CyberGlossary

Cryptography

Nonce

Also known as: Number used once, Cryptographic nonce

Definition

A "number used once" supplied to a cryptographic algorithm to guarantee freshness and prevent replay or key/IV reuse.

A nonce is an input that must not repeat within the lifetime of a key, used by symmetric ciphers, AEAD modes, signature schemes, and authentication protocols to ensure each operation is unique. In AEAD modes like AES-GCM or ChaCha20-Poly1305, nonces are typically 96 bits and may be generated as random values or as a deterministic counter; reusing an AES-GCM nonce under the same key catastrophically breaks confidentiality and authentication.

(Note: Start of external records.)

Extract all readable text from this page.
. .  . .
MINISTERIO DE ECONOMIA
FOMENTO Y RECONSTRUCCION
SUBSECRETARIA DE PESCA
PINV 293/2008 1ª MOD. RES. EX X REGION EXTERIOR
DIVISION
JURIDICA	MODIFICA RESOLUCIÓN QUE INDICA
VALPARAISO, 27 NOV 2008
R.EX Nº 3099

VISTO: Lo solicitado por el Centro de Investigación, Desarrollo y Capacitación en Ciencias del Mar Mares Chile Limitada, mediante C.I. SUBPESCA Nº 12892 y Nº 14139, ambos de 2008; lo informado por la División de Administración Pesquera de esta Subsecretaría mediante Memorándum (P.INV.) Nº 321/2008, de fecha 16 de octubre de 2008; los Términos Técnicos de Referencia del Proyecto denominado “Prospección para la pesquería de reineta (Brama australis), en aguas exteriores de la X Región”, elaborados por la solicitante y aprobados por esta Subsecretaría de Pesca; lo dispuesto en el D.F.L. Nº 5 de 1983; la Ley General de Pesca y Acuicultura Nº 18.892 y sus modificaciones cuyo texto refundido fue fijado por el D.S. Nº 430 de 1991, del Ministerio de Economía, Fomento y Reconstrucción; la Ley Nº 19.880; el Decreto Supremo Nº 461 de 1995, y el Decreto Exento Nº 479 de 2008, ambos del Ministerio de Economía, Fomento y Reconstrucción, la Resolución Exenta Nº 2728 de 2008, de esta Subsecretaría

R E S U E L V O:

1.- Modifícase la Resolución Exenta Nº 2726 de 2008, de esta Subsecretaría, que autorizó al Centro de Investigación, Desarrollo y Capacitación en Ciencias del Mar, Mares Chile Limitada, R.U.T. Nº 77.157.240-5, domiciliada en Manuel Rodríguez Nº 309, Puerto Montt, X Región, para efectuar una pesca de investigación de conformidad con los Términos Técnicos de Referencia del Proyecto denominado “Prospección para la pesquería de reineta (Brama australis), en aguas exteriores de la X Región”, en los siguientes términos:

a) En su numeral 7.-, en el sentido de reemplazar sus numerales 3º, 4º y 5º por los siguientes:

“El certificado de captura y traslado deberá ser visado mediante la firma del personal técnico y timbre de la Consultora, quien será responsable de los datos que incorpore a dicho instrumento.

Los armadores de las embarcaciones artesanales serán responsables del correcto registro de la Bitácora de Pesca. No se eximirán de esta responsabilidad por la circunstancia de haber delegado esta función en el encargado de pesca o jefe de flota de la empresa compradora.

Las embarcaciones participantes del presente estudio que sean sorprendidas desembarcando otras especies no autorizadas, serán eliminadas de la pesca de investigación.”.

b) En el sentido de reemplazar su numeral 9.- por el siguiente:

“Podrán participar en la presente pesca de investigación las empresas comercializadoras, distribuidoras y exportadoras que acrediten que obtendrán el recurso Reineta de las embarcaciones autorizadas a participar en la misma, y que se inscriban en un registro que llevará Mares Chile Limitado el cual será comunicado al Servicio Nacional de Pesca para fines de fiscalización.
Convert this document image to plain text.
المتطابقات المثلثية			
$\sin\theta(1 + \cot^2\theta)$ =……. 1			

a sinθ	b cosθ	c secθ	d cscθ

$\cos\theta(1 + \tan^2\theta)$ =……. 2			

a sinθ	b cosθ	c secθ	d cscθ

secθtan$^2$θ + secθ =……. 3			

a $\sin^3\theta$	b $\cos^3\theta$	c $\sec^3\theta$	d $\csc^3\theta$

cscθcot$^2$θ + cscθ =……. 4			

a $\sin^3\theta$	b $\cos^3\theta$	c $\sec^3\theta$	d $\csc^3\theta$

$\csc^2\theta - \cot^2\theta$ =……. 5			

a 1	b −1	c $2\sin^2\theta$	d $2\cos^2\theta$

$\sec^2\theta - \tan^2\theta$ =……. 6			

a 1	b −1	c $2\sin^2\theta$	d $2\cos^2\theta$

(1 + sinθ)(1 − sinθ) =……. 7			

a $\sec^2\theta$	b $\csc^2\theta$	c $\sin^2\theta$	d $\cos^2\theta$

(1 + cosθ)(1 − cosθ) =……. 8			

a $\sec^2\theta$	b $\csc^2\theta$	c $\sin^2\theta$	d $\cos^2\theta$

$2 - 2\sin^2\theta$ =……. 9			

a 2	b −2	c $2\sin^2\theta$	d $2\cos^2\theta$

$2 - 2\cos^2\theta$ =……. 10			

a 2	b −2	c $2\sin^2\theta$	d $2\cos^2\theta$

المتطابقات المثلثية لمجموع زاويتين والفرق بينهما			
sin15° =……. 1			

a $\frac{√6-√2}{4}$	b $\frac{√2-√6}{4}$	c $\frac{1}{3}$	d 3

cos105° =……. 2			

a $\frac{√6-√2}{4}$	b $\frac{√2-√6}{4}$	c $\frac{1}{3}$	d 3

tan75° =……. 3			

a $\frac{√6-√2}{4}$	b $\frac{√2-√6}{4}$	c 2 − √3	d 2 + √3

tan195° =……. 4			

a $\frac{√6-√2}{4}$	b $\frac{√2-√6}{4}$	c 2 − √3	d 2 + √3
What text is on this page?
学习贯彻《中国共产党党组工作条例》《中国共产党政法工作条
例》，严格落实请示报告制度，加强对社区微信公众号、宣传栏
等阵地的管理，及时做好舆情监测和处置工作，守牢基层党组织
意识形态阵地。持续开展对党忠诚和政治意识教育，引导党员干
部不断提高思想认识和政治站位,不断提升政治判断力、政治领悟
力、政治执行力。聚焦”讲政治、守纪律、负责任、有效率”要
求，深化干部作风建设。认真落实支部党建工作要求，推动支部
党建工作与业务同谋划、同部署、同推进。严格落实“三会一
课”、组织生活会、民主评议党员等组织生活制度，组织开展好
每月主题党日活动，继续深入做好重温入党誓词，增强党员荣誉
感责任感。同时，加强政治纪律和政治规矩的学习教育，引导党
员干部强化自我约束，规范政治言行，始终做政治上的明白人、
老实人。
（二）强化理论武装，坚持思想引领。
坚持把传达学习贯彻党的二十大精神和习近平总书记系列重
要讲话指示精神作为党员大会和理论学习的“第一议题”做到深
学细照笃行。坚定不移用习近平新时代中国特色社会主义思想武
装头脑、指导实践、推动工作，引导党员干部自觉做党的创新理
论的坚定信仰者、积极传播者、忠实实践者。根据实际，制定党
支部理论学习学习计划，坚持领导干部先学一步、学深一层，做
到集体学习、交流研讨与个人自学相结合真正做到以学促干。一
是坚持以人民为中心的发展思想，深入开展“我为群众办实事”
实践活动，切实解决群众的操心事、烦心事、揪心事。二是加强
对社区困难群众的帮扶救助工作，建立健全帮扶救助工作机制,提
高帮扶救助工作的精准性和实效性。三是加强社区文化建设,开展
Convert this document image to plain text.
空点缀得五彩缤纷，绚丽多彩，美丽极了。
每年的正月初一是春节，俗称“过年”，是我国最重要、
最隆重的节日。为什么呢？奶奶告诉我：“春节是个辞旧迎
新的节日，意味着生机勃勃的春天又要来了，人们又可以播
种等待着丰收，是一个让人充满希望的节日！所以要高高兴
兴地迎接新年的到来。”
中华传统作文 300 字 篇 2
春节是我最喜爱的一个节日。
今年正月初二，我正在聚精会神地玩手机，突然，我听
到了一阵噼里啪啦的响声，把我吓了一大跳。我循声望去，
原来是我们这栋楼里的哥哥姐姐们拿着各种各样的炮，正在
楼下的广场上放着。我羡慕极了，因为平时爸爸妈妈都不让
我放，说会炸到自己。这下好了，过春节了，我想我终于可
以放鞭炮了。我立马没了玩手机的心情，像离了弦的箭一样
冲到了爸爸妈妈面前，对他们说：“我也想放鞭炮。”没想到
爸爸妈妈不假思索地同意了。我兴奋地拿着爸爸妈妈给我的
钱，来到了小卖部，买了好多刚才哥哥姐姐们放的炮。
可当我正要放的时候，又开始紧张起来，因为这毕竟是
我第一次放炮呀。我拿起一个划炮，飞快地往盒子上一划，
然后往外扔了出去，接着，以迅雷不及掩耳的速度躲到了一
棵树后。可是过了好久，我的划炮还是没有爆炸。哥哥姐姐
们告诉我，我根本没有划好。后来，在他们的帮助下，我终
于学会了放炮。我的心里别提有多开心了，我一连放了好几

Nonces also appear in TLS handshakes, OAuth/OIDC challenges, Bitcoin block headers, and signature schemes such as ECDSA, where nonce reuse leaks the private key. Best practice is to use either random nonces of sufficient length or a strictly monotonic counter, and to switch to misuse-resistant modes (AES-GCM-SIV, XChaCha20-Poly1305) when collisions cannot be ruled out.

Examples

  • TLS 1.3 derives per-record AEAD nonces by XOR-ing a sequence number with the per-direction IV.
  • The 2010 PlayStation 3 ECDSA private-key recovery happened because Sony reused the signature nonce.